Van Wingerden and her husband, Peter van Wingerden, launched the Floating Farm in 2019. They were inspired by Hurricane Sandy five years earlier, which left many grocery stores along the US east coast empty as people scrambled for food.
“At the time [we were] involved in a floating housing project,” said Minke van Wingerden. “When Manhattan was flooded, after two days there was no fresh food on the shelves … [and] we realized, if we can do floating houses, why not a floating farm?”
Livestock, however, present unique challenges on the water. Securing permits, van Wingerden explained, required unusual proof: that the cows wouldn’t get seasick. Researchers confirmed they were no worse off on a barge than in transport trucks, she said.
Today, the farm produces a plethora of dairy products: yogurt, buttermilk, butter and even artisanal Dutch cheeses aged on board in its underwater “cheese cave.” They also recently expanded to growing vegetables below deck under solar lamps.

While the visual impact of the farm is striking, the scale is small; the cows produce about 200 gallons of milk daily, which is distributed locally, along with the cheeses. In exchange, the stores and supermarkets — including SPAR, a major market chain — send the farm food scraps, which become cow feed.

The van Wingerdens are fine with the small scale. The point of the project, Minke explained, is first and foremost a proof of concept: Every aspect of the farm focuses on resilience and sustainability — from generating solar power and collecting rainwater, to the local distribution and upcycling of the food waste. She hopes the project can serve as a model for other low-lying nations.
“The project is meant to be for cities like Singapore,” van Wingerden said. “They hardly produce any food, and they … have a lot of water, so why not make use of that?”

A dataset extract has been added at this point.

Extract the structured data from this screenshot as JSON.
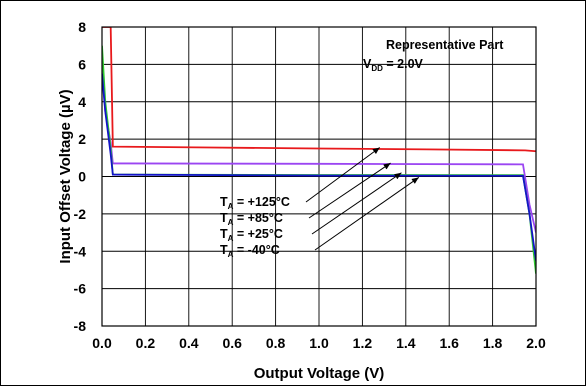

Despite the focus on climate adaptation at the heart of the project, one aspect of Floating Farm is not so environmentally friendly: the cows. Each year a single cow can produce an estimated 220 pounds of methane — a major greenhouse gas more potent than carbon dioxide — through flatulence and belching. It’s a concern van Wingerden acknowledges.
“We should go to a more ‘vegan protein’ diet” to reduce emissions, she said, “but we still would need some animals in the circle of life. So, if you want to produce milk, please do it in a proper way, and that’s why we do it this way.” They’re also looking into possibilities to produce protein in other ways, such as expansion into growing more produce.

To keep their cow-associated emissions down, the farm uses an industrial robot vacuum to collect the cows’ manure. It’s like a giant poop Roomba, rumbling around the stalls and “hoovering” up the refuse.
“Doing this, we have about 60% [fewer] emissions,” van Wingerden said.
Minke Van Wingerden admitted that neither she nor her husband had any farming experience before. But she said it’s been an educational process. “It’s about learning and doing.”